According to the analysis, Korea has 82.7 years of life expectancy, longer than the OECD average of 80.7 years. Death rates of major diseases in Korea are also lower than the OECD average.
On the other hand, only 32 percent of the population aged 15 or more considered themselves healthy, the lowest among OECD members.
The proportion of overweight and obese people over 15 stood at 34.3 percent, the second-lowest among OECD. Some 17.5 percent of Koreans over 15 were smokers. The average annual alcohol consumption per capita was 8.5 liters, about the average of OECD.
According to OECD’s age-adjusted mortality rate, 160.1 out of 100,000 Koreans die from cancer, 142.1, from circulatory system diseases such as cerebrovascular disease, and 11.3, from dementia. The figures are relatively smaller than the OECD average.
Korea has more MRI and CT facilities than the OECD average. The nation has 12.4 hospital beds per 1,000 people, 2.8 times higher than the OECD average of 4.5.
However, Korea had only 2.4 clinicians, including Oriental medicine practitioners, per 1,000 people and 7.2 nurses per 1,000. This shows that the Korean healthcare pool is smaller than the OECD average – 3.5 clinicians and 8.9 nurses per 1,000 people.
Korea’s number of 2.4 clinicians per 1,000 was the third-lowest among OECD members, trailing right behind Colombia.
As of 2018, Korea had 7.2 nurses and nursing assistants per 1,000, which was lower than the OECD average of 8.9.
The nation had 12.4 hospital beds per 1,000 people, the second most after Japan’s 13, and 2.8 times higher than the OECD average at 4.5.
In the past five years, the number of hospital beds per 1,000 people grew by 2.6 percent a year. The number of beds for acute treatment inched up only 0.1 percent, but that for long-term nursing increased 6.7 percent.
Korea had 30.1 MRI devices and 38.6 CT scanners per 1 million people, higher than the OECD averages.
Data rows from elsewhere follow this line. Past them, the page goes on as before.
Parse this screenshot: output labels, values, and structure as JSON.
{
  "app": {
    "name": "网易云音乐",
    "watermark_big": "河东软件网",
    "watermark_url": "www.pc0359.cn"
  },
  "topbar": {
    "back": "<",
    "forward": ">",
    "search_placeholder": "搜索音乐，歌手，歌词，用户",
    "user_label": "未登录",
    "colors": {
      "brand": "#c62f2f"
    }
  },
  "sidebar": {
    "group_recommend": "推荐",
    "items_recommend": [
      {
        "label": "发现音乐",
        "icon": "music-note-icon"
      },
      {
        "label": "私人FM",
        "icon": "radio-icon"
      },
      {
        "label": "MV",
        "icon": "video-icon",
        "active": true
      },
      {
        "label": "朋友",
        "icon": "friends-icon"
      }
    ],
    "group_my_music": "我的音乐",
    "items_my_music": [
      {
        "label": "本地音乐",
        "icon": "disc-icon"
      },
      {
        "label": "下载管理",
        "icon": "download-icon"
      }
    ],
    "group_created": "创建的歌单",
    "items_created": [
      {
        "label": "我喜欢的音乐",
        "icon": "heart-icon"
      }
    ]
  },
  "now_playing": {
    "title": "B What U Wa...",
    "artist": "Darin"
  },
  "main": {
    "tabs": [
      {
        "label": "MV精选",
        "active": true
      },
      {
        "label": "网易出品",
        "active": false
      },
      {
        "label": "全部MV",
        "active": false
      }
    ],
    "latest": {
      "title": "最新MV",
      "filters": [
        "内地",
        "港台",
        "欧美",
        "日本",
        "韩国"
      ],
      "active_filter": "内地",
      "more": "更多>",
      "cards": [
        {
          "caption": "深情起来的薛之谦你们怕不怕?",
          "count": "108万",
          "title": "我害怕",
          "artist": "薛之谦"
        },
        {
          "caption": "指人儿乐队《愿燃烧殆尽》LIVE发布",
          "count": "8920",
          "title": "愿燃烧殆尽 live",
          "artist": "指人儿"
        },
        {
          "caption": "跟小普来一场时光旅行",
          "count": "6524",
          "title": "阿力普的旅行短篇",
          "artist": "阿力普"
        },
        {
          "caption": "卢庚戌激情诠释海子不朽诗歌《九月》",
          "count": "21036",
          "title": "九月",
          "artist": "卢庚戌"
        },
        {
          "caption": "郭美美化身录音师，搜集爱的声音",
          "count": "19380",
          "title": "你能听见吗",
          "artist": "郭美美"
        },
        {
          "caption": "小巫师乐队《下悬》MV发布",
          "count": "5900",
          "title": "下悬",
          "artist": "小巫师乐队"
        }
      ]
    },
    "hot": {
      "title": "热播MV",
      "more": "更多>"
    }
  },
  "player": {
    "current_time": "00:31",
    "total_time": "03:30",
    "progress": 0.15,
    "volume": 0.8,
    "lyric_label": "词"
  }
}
An average Korean went to see a doctor 16.9 times per year, which was the most frequent among OECD members. A Korean spent $3,085.2 (in purchasing power parity) for current health expenditure and bought $642.6 worth of medicines per year, and the numbers are growing.
However, the proportion of out-of-the-pocket payment among current health expenditure has gradually decreased from 37.1 percent in 2008 to 32.5 percent in 2018.
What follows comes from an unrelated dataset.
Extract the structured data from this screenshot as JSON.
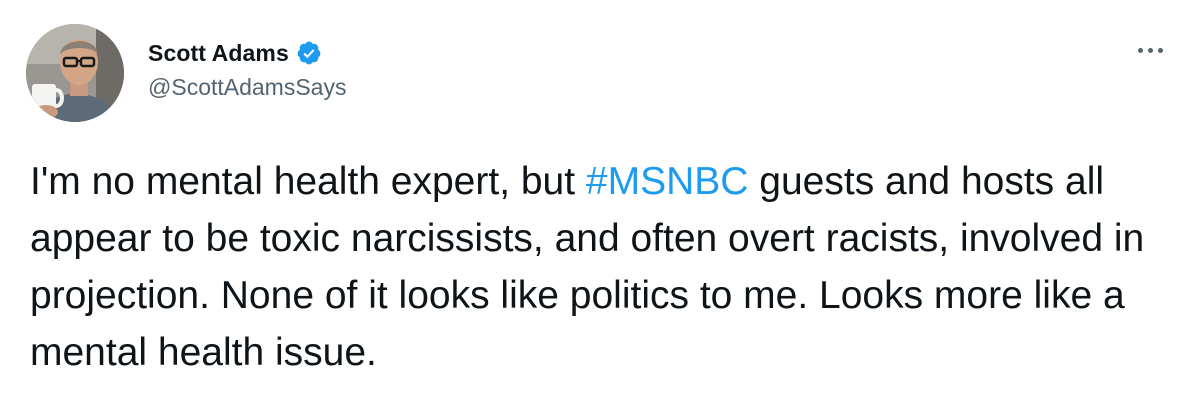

In 2018, Korean inpatients spent 19.1 days per person, the second-longest next to Japan’s 27.8 days. The OECD average is 8.1 days.
The average hospital stay for acute treatment was 7.5 days in Korea, also longer than the OECD average at 6.5 days.
About 9 percent of Koreans aged 65 and more received long-term nursing care. The proportion was lower than the OECD average of 14 percent.
However, the rapid aging of the population and the enhanced long-term nursing care for the elderly are likely to push up the figure down the road, the government said.